Usianya baru lima tahun, namun Wenwen sudah berpetualang dan menjelajahi pelosok negeri sejak masih berusia 15 bulan atau beberapa saat setelah bisa berjalan sendiri.

Meskipun belum pernah merasakan duduk di bangku taman kanak-kanak, balita perempuan pemberani tersebut sudah pernah mendaki Gunung Himalaya, menikmati permainan paragliding di Nepal, menjelajahi pantai, dan merasakan pengalaman mengumpulkan madu di hutan liar.

Dia juga telah meninggalkan jejak kakinya di beberapa tempat di daratan Tiongkok yang sebagian besar kawasan pergunungan terjal, termasuk jalur pendakian Qinghai-Tibet yang dikenal dengan sebutan "Atap Dunia".

Selama melakukan penjelajahan itu, Wenwen didampingi kedua orang tuanya, Pan Tufeng dan Yuan Duan. Dari Shangrao, Provinsi Jiangxi di wilayah timur China, keluarga tersebut tiba di Provinsi Sichuan.

Mereka akan beristirahat sejenak di wilayah barat daya China itu sebelum melakukan ekspedisi di Laos melalui hutan-hutan belantara yang masih perawan.

Kakak laki-laki Wenwen, Boru, yang sudah 50 hari meninggalkan bangku kelas II sekolah dasarnya, turut serta dalam perjalanan tersebut. Bocah itu juga telah beberapa kali mendaki gunung bersama kedua orang tuanya.

Pan Tufeng tidak pernah khawatir anaknya ketinggalan pelajaran karena dia meraya yakin akan prestasi akademik anaknya itu pada masa-masa mendatang. Apalagi Boru mendapatkan nilai 99 pelajaran Matematika dan 89 bahasa Mandarin dalam ujian bulan lalu sehingga kedua orang tuanya meyakini bahwa ilmu pengetahuan yang tertulis di buku sebenarnya berasal dari kehidupan sehari-hari di alam bebas.

"Belajar melalui perantara orang dan belajar dari pengalaman sendiri benar-benar berbeda," katanya sebagaimana dikutip laman berita China Plus di Beijing, Minggu (9/4).

Pada akhir September nanti, keluarga itu merencanakan penjelajahan di gurun Lop Nor yang terbentang di Uygur, Xinjiang, wilayah otonom di barat laut China, dan bekas danau garam yang juga dikenal dengan "Laut Mati".

Mereka (Wenwen dan Boru) sudah pernah merasakan petualangan di dataran tinggi, pantai, namun belum pernah melewati padang gurun. "Kami ingin mengajak mereka ke gurun agar mengetahui lingkungan sekitar dan bagaimana sebelumnya terdapat air," tutur Pan Tufeng.

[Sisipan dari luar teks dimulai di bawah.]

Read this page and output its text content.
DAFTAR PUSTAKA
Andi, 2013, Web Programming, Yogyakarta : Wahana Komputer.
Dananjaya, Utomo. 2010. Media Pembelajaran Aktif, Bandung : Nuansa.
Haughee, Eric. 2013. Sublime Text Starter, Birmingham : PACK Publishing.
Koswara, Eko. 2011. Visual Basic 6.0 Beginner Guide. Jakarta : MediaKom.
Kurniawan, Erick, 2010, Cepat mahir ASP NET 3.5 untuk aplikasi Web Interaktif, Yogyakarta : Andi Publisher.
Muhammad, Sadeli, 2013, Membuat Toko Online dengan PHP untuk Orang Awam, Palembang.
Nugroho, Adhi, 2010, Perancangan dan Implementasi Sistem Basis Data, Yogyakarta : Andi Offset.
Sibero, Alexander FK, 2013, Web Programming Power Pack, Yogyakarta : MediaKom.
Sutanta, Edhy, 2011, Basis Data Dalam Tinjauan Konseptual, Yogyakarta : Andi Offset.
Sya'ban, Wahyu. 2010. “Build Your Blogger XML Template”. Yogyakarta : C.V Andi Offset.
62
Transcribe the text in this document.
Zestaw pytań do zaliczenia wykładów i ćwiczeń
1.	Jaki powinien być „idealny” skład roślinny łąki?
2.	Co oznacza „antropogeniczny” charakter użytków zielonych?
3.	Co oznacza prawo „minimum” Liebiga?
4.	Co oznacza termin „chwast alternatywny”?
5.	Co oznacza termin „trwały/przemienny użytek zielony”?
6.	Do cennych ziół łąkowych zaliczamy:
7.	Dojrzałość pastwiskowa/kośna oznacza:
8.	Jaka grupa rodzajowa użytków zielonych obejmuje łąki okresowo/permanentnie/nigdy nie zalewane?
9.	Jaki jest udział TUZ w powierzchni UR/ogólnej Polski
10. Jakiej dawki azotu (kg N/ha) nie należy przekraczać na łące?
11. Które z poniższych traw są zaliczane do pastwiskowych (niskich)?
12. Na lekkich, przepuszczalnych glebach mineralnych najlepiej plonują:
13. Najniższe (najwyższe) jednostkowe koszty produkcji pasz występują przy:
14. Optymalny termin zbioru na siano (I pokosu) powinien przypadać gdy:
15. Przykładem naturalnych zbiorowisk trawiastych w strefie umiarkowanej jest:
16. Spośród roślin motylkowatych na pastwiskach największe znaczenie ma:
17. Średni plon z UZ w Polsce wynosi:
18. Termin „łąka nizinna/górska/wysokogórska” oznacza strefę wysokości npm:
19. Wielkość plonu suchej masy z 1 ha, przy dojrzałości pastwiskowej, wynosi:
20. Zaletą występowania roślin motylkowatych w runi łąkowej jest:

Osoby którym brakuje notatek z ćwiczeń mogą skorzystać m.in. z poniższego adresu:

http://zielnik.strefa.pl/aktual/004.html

Dia telah menyiapkan satu unit mobil untuk membawa mereka. "Saya tidak ingin mempertaruhkan nyawa anak-anak," kata sang Bapak.
            
Jadi Perdebatan

Pola pengasuhan keluarga yang tidak biasa tersebut telah menimbulkan perdebatan luas di negaranya. Mereka yang mendukung mengapresiasi pola pengasuhan keluarga Pan Tufeng sebagai cara untuk membuka wawasan anak-anaknya agar bisa bertahan hidup (survive).

Namun para penentangnya berpendapat bahwa ada dampak negatif yang tidak diketahui terhadap kemampuan fisik dan mental Wenwen.

Pan Tufeng tidak menanggapi kritik masyarakat tersebut, namun dia masih berkomitmen terhadap konsep pendidikan yang diajarkan kepada anak-anaknya itu.

Dia mengaku tidak memiliki komputer dan televisi di rumahnya. Sebagai gantinya, Wenwen dan kakaknya melakukan latihan di alam bebas sejak usia dini, termasuk menguasai teknik dasar mendaki, menyalakan senter, dan menggunakan peralatan pendakian.

Bahkan Pan Tufeng telah mengamati pertumbuhan Wenwen pada tahun lalu. "Badannya lebih kuat. Dia secara sukarela melakukan pekerjaan rumah dan saat menemukan sampah di jalan, dipungutnya lalu dibuang ke tempat sampah," ujarnya.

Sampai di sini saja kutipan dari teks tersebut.